Max Lang (August Zirner) is a psychotherapist to what can be called an ailing, sad and disturbed group of people dealing with the trauma inflicted by death, loss, heartbreaks and at times – plain emptiness. While Max is a father to two daughters – with the elder being constantly on edge, he also provides free couch-talks to his ex-wife and best friend (Barbara Auer). The other patients include a dog-lover who just can’t seem to figure out what empty feeling succumbs inside him, a gravedigger and his conspiracy-driven sister (who also provides the comic-relief when things get too poignant), an out of touch writer stuck on a missing ex, a homosexual pilot struggling with his seizing anxiety plus the unconcerning mother of his partner and a sound-designer who is a lovelorn fool in her affair with a married man. There’s also an over-insensitive, idiocentric woman who works at a zoo and is mostly accompanied by a lonely man looking for her sensitive side.
Most of the threads in Sandra Nettelbeck film criss-cross each other a number of times. The large part of these jumbled threads confuses the audience when it fails to match up with the characters. However, there are other important moments in the film that drive-through with great authenticity and give genuine power to the wobbly narrative. The disconcerting issues of dealing with sad people and their emotional conflicts doesn’t necessary charm you, which is why Nettelbeck presents her drama as a tragedy with broken faucets and a dreaming parable. That is, there are times when character go into an image of steps to come (most of which do not take place in reality) giving the film and it’s somewhat cop-out approach a truer meaning.

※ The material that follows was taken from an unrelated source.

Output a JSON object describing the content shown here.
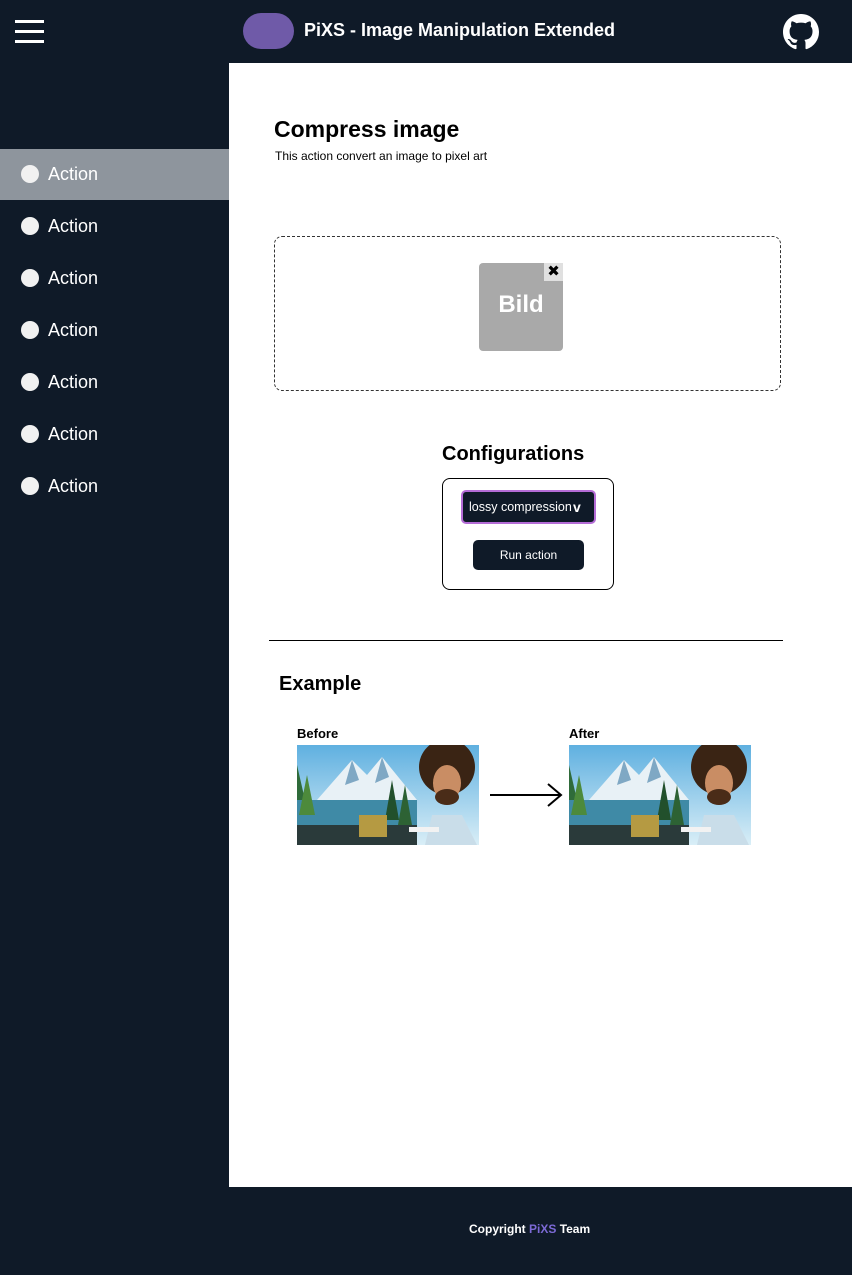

While the film hinges too strongly on its hopefulness (the title is a clear indication of where it wants to lead), it does not shy away from showing how broken certain people are and how their despair usually comes from their own mistakes and wrong decisions. Moreover, What Doesn’t Kill Us skillfully traces why people need to be heard more than being alone and how they need connections more than they need relationships. It’s a wise film that occasionally succumbs to sentimentality but never frets away from its central theme that says hope is just around the corner. If not on the couch of a psychiatrist then maybe in a coffee shop with transparent glasses and wooden benches. All you gotta do is look in and then – look out.